People who belong to a group that has legal protections against employment discrimination often talk about suffering “microaggressions” at work – even if they haven’t faced blatant, legally actionable discrimination. They may not use – or even know – that word. However, microaggressions have been defined as a “statement, action or incident regarded as indirect, subtle or unintentional discrimination [toward] members of a marginalized group, such as a racial or ethnic minority,”
One example of microaggressions suffered by many employees is the repeated mispronunciation of their names. That may be intentional or unintentional.

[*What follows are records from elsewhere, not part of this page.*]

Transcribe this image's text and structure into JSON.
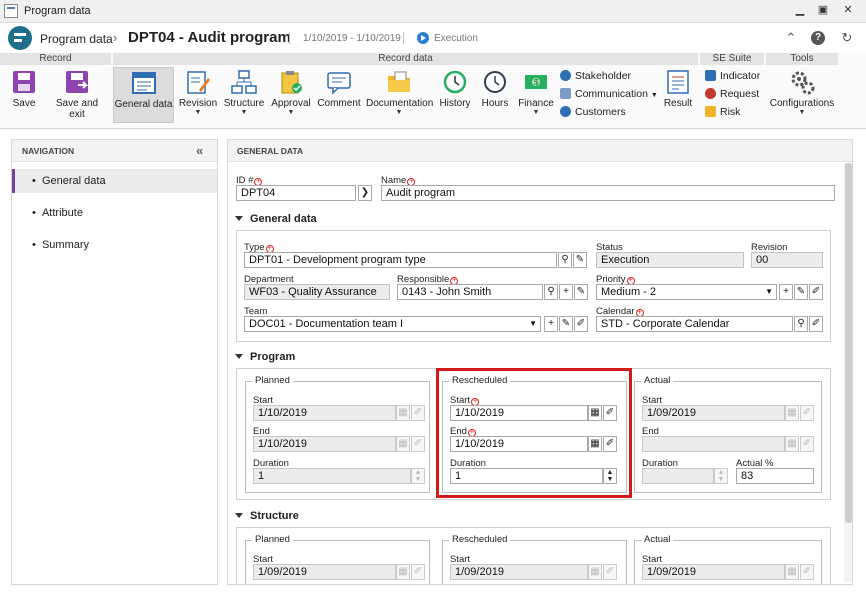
{
  "window": {
    "title": "Program data"
  },
  "header": {
    "app": "Program data",
    "title": "DPT04 - Audit program",
    "dates": "1/10/2019 - 1/10/2019",
    "status": "Execution"
  },
  "ribbon": {
    "groups": [
      "Record",
      "Record data",
      "SE Suite",
      "Tools"
    ],
    "buttons": [
      {
        "label": "Save",
        "icon": "save-icon"
      },
      {
        "label": "Save and exit",
        "icon": "save-exit-icon"
      },
      {
        "label": "General data",
        "icon": "general-data-icon"
      },
      {
        "label": "Revision",
        "icon": "revision-icon"
      },
      {
        "label": "Structure",
        "icon": "structure-icon"
      },
      {
        "label": "Approval",
        "icon": "approval-icon"
      },
      {
        "label": "Comment",
        "icon": "comment-icon"
      },
      {
        "label": "Documentation",
        "icon": "documentation-icon"
      },
      {
        "label": "History",
        "icon": "history-icon"
      },
      {
        "label": "Hours",
        "icon": "hours-icon"
      },
      {
        "label": "Finance",
        "icon": "finance-icon"
      },
      {
        "label": "Result",
        "icon": "result-icon"
      },
      {
        "label": "Configurations",
        "icon": "configurations-icon"
      }
    ],
    "small": {
      "stakeholder": "Stakeholder",
      "communication": "Communication",
      "customers": "Customers",
      "indicator": "Indicator",
      "request": "Request",
      "risk": "Risk"
    }
  },
  "nav": {
    "title": "NAVIGATION",
    "items": [
      "General data",
      "Attribute",
      "Summary"
    ]
  },
  "main": {
    "title": "GENERAL DATA",
    "id_label": "ID #",
    "id_value": "DPT04",
    "name_label": "Name",
    "name_value": "Audit program",
    "general": {
      "title": "General data",
      "type_label": "Type",
      "type_value": "DPT01 - Development program type",
      "status_label": "Status",
      "status_value": "Execution",
      "revision_label": "Revision",
      "revision_value": "00",
      "department_label": "Department",
      "department_value": "WF03 - Quality Assurance",
      "responsible_label": "Responsible",
      "responsible_value": "0143 - John Smith",
      "priority_label": "Priority",
      "priority_value": "Medium - 2",
      "team_label": "Team",
      "team_value": "DOC01 - Documentation team I",
      "calendar_label": "Calendar",
      "calendar_value": "STD - Corporate Calendar"
    },
    "program": {
      "title": "Program",
      "planned": {
        "legend": "Planned",
        "start_label": "Start",
        "start": "1/10/2019",
        "end_label": "End",
        "end": "1/10/2019",
        "duration_label": "Duration",
        "duration": "1"
      },
      "rescheduled": {
        "legend": "Rescheduled",
        "start_label": "Start",
        "start": "1/10/2019",
        "end_label": "End",
        "end": "1/10/2019",
        "duration_label": "Duration",
        "duration": "1"
      },
      "actual": {
        "legend": "Actual",
        "start_label": "Start",
        "start": "1/09/2019",
        "end_label": "End",
        "end": "",
        "duration_label": "Duration",
        "duration": "",
        "actual_pct_label": "Actual %",
        "actual_pct": "83"
      }
    },
    "structure": {
      "title": "Structure",
      "planned": {
        "legend": "Planned",
        "start_label": "Start",
        "start": "1/09/2019"
      },
      "rescheduled": {
        "legend": "Rescheduled",
        "start_label": "Start",
        "start": "1/09/2019"
      },
      "actual": {
        "legend": "Actual",
        "start_label": "Start",
        "start": "1/09/2019"
      }
    }
  },
  "colors": {
    "accent": "#7a3e9d",
    "highlight": "#d21a1a",
    "status": "#2a7fd4"
  }
}
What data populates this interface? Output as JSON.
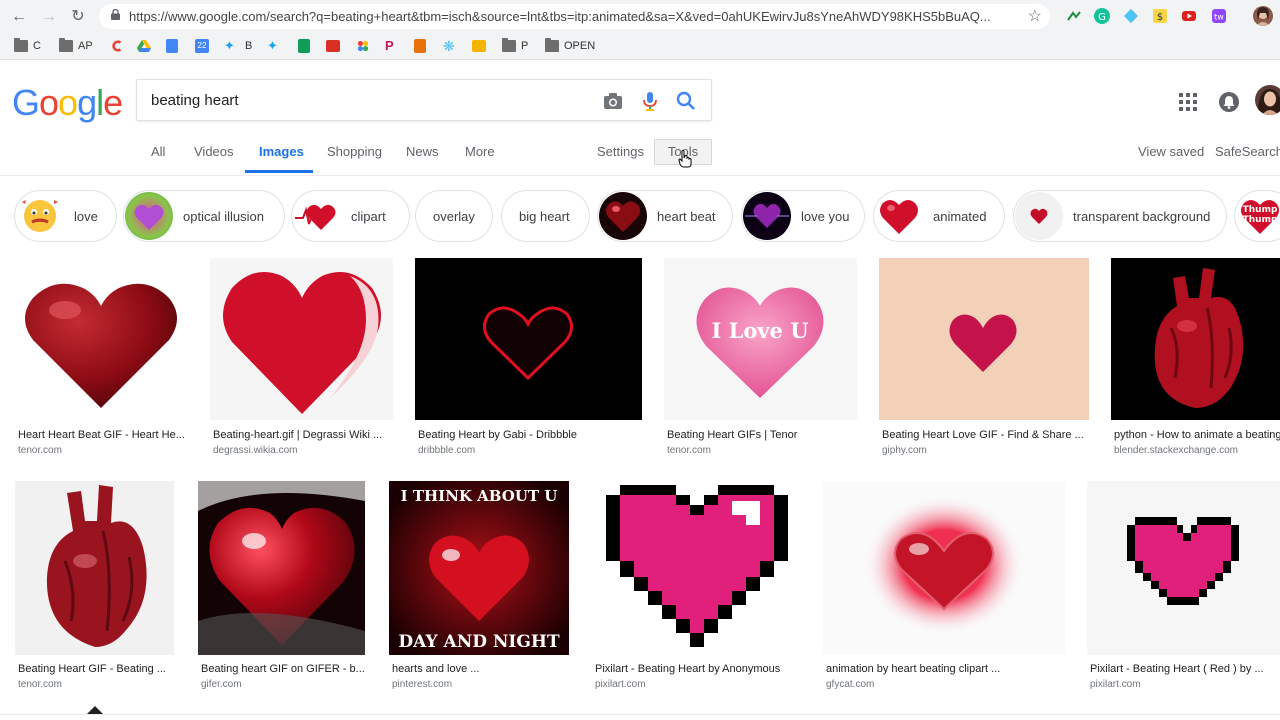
{
  "browser": {
    "url": "https://www.google.com/search?q=beating+heart&tbm=isch&source=lnt&tbs=itp:animated&sa=X&ved=0ahUKEwirvJu8sYneAhWDY98KHS5bBuAQ...",
    "bookmarks": [
      {
        "label": "C",
        "icon": "folder-icon"
      },
      {
        "label": "AP",
        "icon": "folder-icon"
      },
      {
        "label": "",
        "icon": "c-logo-icon"
      },
      {
        "label": "",
        "icon": "drive-icon"
      },
      {
        "label": "",
        "icon": "docs-icon"
      },
      {
        "label": "",
        "icon": "calendar-icon"
      },
      {
        "label": "B",
        "icon": "twitter-icon"
      },
      {
        "label": "",
        "icon": "twitter-icon"
      },
      {
        "label": "",
        "icon": "sheets-icon"
      },
      {
        "label": "",
        "icon": "image-icon"
      },
      {
        "label": "",
        "icon": "photos-icon"
      },
      {
        "label": "",
        "icon": "p-icon"
      },
      {
        "label": "",
        "icon": "bag-icon"
      },
      {
        "label": "",
        "icon": "spark-icon"
      },
      {
        "label": "",
        "icon": "slides-icon"
      },
      {
        "label": "P",
        "icon": "folder-icon"
      },
      {
        "label": "OPEN",
        "icon": "folder-icon"
      }
    ],
    "calendar_day": "22"
  },
  "search": {
    "query": "beating heart",
    "logo": [
      "G",
      "o",
      "o",
      "g",
      "l",
      "e"
    ]
  },
  "tabs": [
    "All",
    "Videos",
    "Images",
    "Shopping",
    "News",
    "More"
  ],
  "settings_label": "Settings",
  "tools_label": "Tools",
  "view_saved_label": "View saved",
  "safesearch_label": "SafeSearch",
  "chips": [
    {
      "label": "love",
      "thumb": "emoji"
    },
    {
      "label": "optical illusion",
      "thumb": "gradient"
    },
    {
      "label": "clipart",
      "thumb": "ekg"
    },
    {
      "label": "overlay",
      "thumb": ""
    },
    {
      "label": "big heart",
      "thumb": ""
    },
    {
      "label": "heart beat",
      "thumb": "dark"
    },
    {
      "label": "love you",
      "thumb": "purple"
    },
    {
      "label": "animated",
      "thumb": "red"
    },
    {
      "label": "transparent background",
      "thumb": "smallred"
    },
    {
      "label": "Thump Thump",
      "thumb": "partial"
    }
  ],
  "results_row1": [
    {
      "title": "Heart Heart Beat GIF - Heart He...",
      "domain": "tenor.com"
    },
    {
      "title": "Beating-heart.gif | Degrassi Wiki ...",
      "domain": "degrassi.wikia.com"
    },
    {
      "title": "Beating Heart by Gabi - Dribbble",
      "domain": "dribbble.com"
    },
    {
      "title": "Beating Heart GIFs | Tenor",
      "domain": "tenor.com"
    },
    {
      "title": "Beating Heart Love GIF - Find & Share ...",
      "domain": "giphy.com"
    },
    {
      "title": "python - How to animate a beating heart ...",
      "domain": "blender.stackexchange.com"
    }
  ],
  "results_row2": [
    {
      "title": "Beating Heart GIF - Beating ...",
      "domain": "tenor.com"
    },
    {
      "title": "Beating heart GIF on GIFER - b...",
      "domain": "gifer.com"
    },
    {
      "title": "hearts and love ...",
      "domain": "pinterest.com"
    },
    {
      "title": "Pixilart - Beating Heart by Anonymous",
      "domain": "pixilart.com"
    },
    {
      "title": "animation by heart beating clipart ...",
      "domain": "gfycat.com"
    },
    {
      "title": "Pixilart - Beating Heart ( Red ) by ...",
      "domain": "pixilart.com"
    }
  ],
  "image_texts": {
    "i_love_u": "I Love U",
    "think_top": "I THINK ABOUT U",
    "think_bottom": "DAY AND NIGHT"
  },
  "colors": {
    "accent": "#1a73e8",
    "heart_red": "#d0102a",
    "heart_pink": "#d81b72"
  }
}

However, when it’s done by people an employee interacts with every day, it’s at the very least an unwillingness to learn the correct pronunciation.
In some cases, co-workers or managers may even insist on anglicizing a “foreign-sounding” name to something that’s easy to pronounce. These microaggressions are often more common toward people of African, Middle Eastern or Asian ancestry than those of Italian, Irish and other ancestries with whom people are often more familiar (although Irish actress Saoirse Ronan might disagree.)
For years, people with long or unique names that reflected their ancestry would shorten or anglicize their names to make it easier to get work and to fit in. Now, as people are embracing their ancestry, fewer feel that requirement.
Name mispronunciation can feel like more than a personal insult
Repeated mispronunciation of our name by co-workers and managers can understandably be viewed as disrespectful. That’s particularly true if people make no real effort to learn or use the correct pronunciation. Our names are part of our identity. We were named by our parents (maybe after them). Our names help people carry on their ancestry – even if their family has lived in the country for generations.
Sometimes people are embarrassed that they struggle to pronounce a co-worker’s name, so they make a joke out of it—which can make things worse. One neuroscientist from the Middle East explains, “When it’s a butchering [of my name] and there are a bunch of people laughing, it throws me off for the rest of the day.”
Mispronouncing an employee’s name – even intentionally – is likely not grounds for legal action. However, if this is a problem and your employer is refusing to address it, it may well be a sign of a larger problem of more serious discriminatory behavior in the workplace. If that’s the case, and that discrimination has harmed your ability to do your job, be treated fairly or progress in your field, it’s wise to seek legal guidance.